Ему самому мучительно хотелось шагнуть назад — раз, другой. Потом побежать, сбивая с ног тех, кто кинется наперерез. В кабине вездехода лежал карабин, маня, как бесценное сокровище. Успеть добраться до него, пальнуть для острастки поверх голов, может, образумятся?
Очень вероятно. Но это будет означать, что они не люди, а скот, который можно гнать куда угодно, не интересуясь его мнением. Их уже обманули. Они смирятся и с худшим… пусть лишь на время, но все-таки смирятся. И это гаже всего. Быть может, Антарктида останется независимой, но она уже никогда не станет Свободной…

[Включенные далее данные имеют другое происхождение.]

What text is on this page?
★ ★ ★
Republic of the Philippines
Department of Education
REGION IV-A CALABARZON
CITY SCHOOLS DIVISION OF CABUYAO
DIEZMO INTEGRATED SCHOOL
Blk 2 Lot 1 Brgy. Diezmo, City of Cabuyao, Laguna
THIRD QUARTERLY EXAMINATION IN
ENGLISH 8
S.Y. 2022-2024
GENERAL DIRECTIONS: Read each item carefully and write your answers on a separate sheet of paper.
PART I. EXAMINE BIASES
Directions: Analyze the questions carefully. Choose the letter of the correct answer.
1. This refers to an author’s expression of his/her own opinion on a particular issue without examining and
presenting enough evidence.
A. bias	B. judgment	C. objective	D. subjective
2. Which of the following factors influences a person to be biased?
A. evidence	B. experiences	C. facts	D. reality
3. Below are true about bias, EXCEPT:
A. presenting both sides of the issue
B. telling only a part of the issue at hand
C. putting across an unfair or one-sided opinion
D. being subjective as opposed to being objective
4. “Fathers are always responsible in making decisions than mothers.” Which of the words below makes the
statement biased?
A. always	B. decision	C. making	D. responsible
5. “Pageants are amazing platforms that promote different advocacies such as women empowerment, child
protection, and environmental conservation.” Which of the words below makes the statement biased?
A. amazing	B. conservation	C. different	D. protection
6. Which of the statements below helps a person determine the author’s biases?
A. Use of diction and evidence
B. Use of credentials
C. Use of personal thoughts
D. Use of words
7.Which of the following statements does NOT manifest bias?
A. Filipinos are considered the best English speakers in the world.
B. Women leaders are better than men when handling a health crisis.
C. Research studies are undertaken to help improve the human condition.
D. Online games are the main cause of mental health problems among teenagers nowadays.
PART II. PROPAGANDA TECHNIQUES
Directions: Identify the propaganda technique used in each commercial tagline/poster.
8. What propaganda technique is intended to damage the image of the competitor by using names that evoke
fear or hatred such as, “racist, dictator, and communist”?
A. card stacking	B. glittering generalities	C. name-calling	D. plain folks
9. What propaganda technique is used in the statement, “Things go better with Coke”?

Стиснув зубы, сокрушая в себе инстинкт самосохранения, Ефим Евграфович медленно опустился на колени. О тех, кто надвигался на него, он изо всех сил пытался продолжать думать как о людях. Получалось с трудом, но он старался. Главное — не смотреть на них. Нет, он не поднимет на них руку. Он прав, но правы и они. У каждого своя правда.
И свое время высказать ее в полный голос. Хотя бы для этого им пришлось затоптать насмерть «начальника транспортного цеха». Кто там сказал, будто повинную голову меч не сечет? Ой, вряд ли…
— Хальт! — звонко выкрикнули над ухом. От волнения Ханна Вентцель перешла на родной язык. — Алле хальт! Шиссен!